Congregations do amazing things in their communities. From tutoring programs and legal clinics to health care and food drives, I’ve seen the way churches can help meet community needs.
The stakes are high. Our communities -- urban, rural and suburban -- are facing tough issues. Churches can help. But they have to do it in ways that are careful, effective and sustainable.
Strong lay leadership is critical for those ministries. Rather than launching and running them with paid staff alone, churches can empower lay leaders to add the gifts, perspectives and hours of labor that are needed to truly serve the community well. Strong lay leadership can also keep ministry sustainable and growing even when the professional staff changes.
I’ve spent many years helping churches develop and launch new ministries, and I can attest to the importance of strong lay leaders. One church I served was located a few blocks from an elementary school that was the lowest-performing school in the state. Out of conversations within the church and with people at the school, a reading skills tutoring program was born.
Volunteers from our church went into the school each week to work one-on-one with students. The result was that, on average, students were improving their reading scores by two grade levels each year they were in the program.
Lay leaders played critical roles in designing the program, recruiting and training the volunteers, working with the school to set it up, promoting the program in the church and the community, and evaluating progress. When I left my job at the church several years later, the program continued without a hitch, largely because of the passion, skills and investment of lay leaders.
What could your congregation do to develop lay leaders in community ministry? Here are a few thoughts.
Create a culture of service. In my experience, the churches that are most effective at community ministry have made service a way of life. Great ideas often spring up in a climate where generosity is emphasized and there is regular teaching on our call to service as Christians.
In addition to preaching and teaching, many ministries of your church can incorporate the call to serve -- youth service projects, small-group studies, an advocacy focus for women’s ministry, to name just a few. Make service a theme you always come back to.
Engage leaders in the community. Community ministry leaders are most effective when they understand the issues, assets and struggles of the people who live in the neighborhood. By going out into the community to listen, your leaders will be more informed and possibly more motivated to respond to the needs and opportunities that they see.
Form a small group to start a “listening process” in your community. Group members can conduct short interviews with institutional representatives such as school personnel, law enforcement officials, and business and nonprofit leaders, as well as informal leaders who may not have titles but who know a great deal.
Interviews should focus on three short questions: What are the top concerns in this community? Who is addressing them? How can our church help?
Invite leaders to develop ideas. This can be difficult for staff-driven organizations, but it’s important to invite laypeople to come up with new ministry ideas to respond to the needs and opportunities in the community. Staff may be used to asking for input late in the process, but they should understand that lay leaders are often much more engaged when brought to the table early on and, as a result, are more willing to put in the hard work to launch a ministry. They are also much more likely to be “evangelists” for the ministry in the congregation, drawing in other laypeople as volunteers.

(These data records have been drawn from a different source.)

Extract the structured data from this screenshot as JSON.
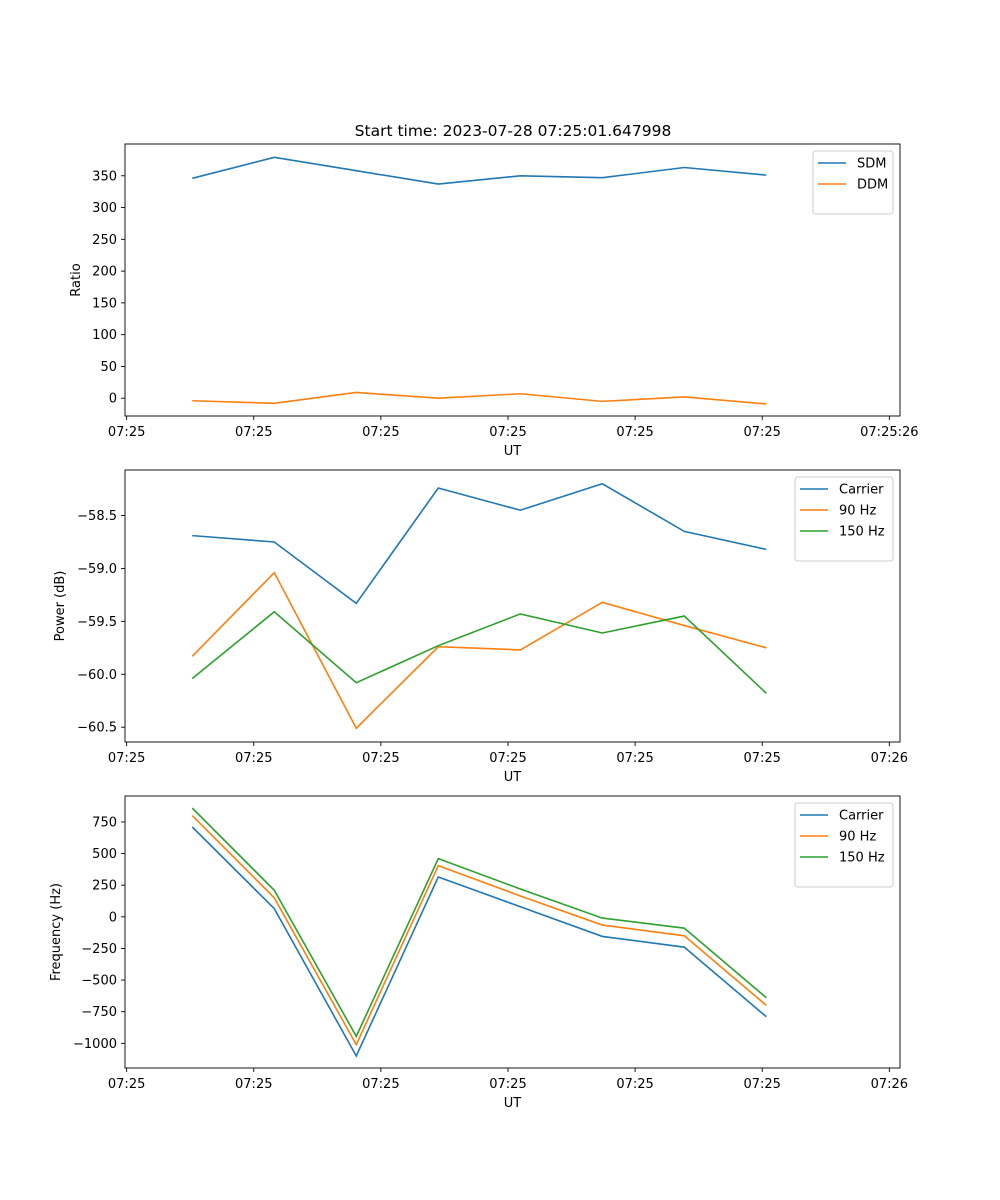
{
  "figure": {
    "title": "Start time: 2023-07-28 07:25:01.647998"
  },
  "chart_data": [
    {
      "type": "line",
      "title": "Start time: 2023-07-28 07:25:01.647998",
      "xlabel": "UT",
      "ylabel": "Ratio",
      "x": [
        1,
        2,
        3,
        4,
        5,
        6,
        7,
        8
      ],
      "xlim": [
        0.18,
        9.63
      ],
      "xticks": [
        0.2,
        1.75,
        3.3,
        4.85,
        6.4,
        7.95,
        9.5
      ],
      "xtick_labels": [
        "07:25",
        "07:25",
        "07:25",
        "07:25",
        "07:25",
        "07:25",
        "07:25:26"
      ],
      "ylim": [
        -28,
        400
      ],
      "yticks": [
        0,
        50,
        100,
        150,
        200,
        250,
        300,
        350
      ],
      "ytick_labels": [
        "0",
        "50",
        "100",
        "150",
        "200",
        "250",
        "300",
        "350"
      ],
      "legend_position": "top-right",
      "series": [
        {
          "name": "SDM",
          "color": "#1f77b4",
          "values": [
            346,
            379,
            358,
            337,
            350,
            347,
            363,
            351
          ]
        },
        {
          "name": "DDM",
          "color": "#ff7f0e",
          "values": [
            -4,
            -8,
            9,
            0,
            7,
            -5,
            2,
            -9
          ]
        }
      ]
    },
    {
      "type": "line",
      "xlabel": "UT",
      "ylabel": "Power (dB)",
      "x": [
        1,
        2,
        3,
        4,
        5,
        6,
        7,
        8
      ],
      "xlim": [
        0.18,
        9.63
      ],
      "xticks": [
        0.2,
        1.75,
        3.3,
        4.85,
        6.4,
        7.95,
        9.5
      ],
      "xtick_labels": [
        "07:25",
        "07:25",
        "07:25",
        "07:25",
        "07:25",
        "07:25",
        "07:26"
      ],
      "ylim": [
        -60.64,
        -58.07
      ],
      "yticks": [
        -60.5,
        -60.0,
        -59.5,
        -59.0,
        -58.5
      ],
      "ytick_labels": [
        "−60.5",
        "−60.0",
        "−59.5",
        "−59.0",
        "−58.5"
      ],
      "legend_position": "top-right",
      "series": [
        {
          "name": "Carrier",
          "color": "#1f77b4",
          "values": [
            -58.69,
            -58.75,
            -59.33,
            -58.24,
            -58.45,
            -58.2,
            -58.65,
            -58.82
          ]
        },
        {
          "name": "90 Hz",
          "color": "#ff7f0e",
          "values": [
            -59.83,
            -59.04,
            -60.51,
            -59.74,
            -59.77,
            -59.32,
            -59.54,
            -59.75
          ]
        },
        {
          "name": "150 Hz",
          "color": "#2ca02c",
          "values": [
            -60.04,
            -59.41,
            -60.08,
            -59.73,
            -59.43,
            -59.61,
            -59.45,
            -60.18
          ]
        }
      ]
    },
    {
      "type": "line",
      "xlabel": "UT",
      "ylabel": "Frequency (Hz)",
      "x": [
        1,
        2,
        3,
        4,
        5,
        6,
        7,
        8
      ],
      "xlim": [
        0.18,
        9.63
      ],
      "xticks": [
        0.2,
        1.75,
        3.3,
        4.85,
        6.4,
        7.95,
        9.5
      ],
      "xtick_labels": [
        "07:25",
        "07:25",
        "07:25",
        "07:25",
        "07:25",
        "07:25",
        "07:26"
      ],
      "ylim": [
        -1195,
        955
      ],
      "yticks": [
        -1000,
        -750,
        -500,
        -250,
        0,
        250,
        500,
        750
      ],
      "ytick_labels": [
        "−1000",
        "−750",
        "−500",
        "−250",
        "0",
        "250",
        "500",
        "750"
      ],
      "legend_position": "top-right",
      "series": [
        {
          "name": "Carrier",
          "color": "#1f77b4",
          "values": [
            710,
            65,
            -1100,
            315,
            80,
            -155,
            -240,
            -790
          ]
        },
        {
          "name": "90 Hz",
          "color": "#ff7f0e",
          "values": [
            800,
            150,
            -1010,
            405,
            165,
            -65,
            -150,
            -700
          ]
        },
        {
          "name": "150 Hz",
          "color": "#2ca02c",
          "values": [
            860,
            210,
            -945,
            460,
            220,
            -10,
            -90,
            -640
          ]
        }
      ]
    }
  ]
}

The role of staff in this situation is to help lay leaders shape their ideas to fit the church’s mission, vision and values and then to develop a plan for moving forward.
Create opportunities. If you really want to develop leaders, give them something to lead! Lay leader involvement ought to be much more than rubber-stamping staff efforts. Empowered lay leaders strengthen ministry by bringing their many gifts and perspectives to it.
Laypeople can serve in many roles, including leading planning processes; serving as liaisons to community organizations; planning events; speaking; writing; posting on social media; working on a website; recruiting and leading teams of volunteers; handling logistics like setup, tear-down and transportation; leading a prayer effort; and raising money.
Set clear roles and goals. Choose a few straightforward goals to pursue each year. Be focused and be strategic; a goal like “Involve 50 percent of all church members in volunteering” might not be realistic, but “Recruit 50 volunteers for three pilot projects” or “Teach about service and justice through small-groups ministry” might be both motivating and attainable.
Developing job descriptions for lay leaders is another essential step. These descriptions should specify the leaders’ volunteer duties, when they are expected to serve, where, and how often. Volunteers are more likely to come through for you when they know what’s expected.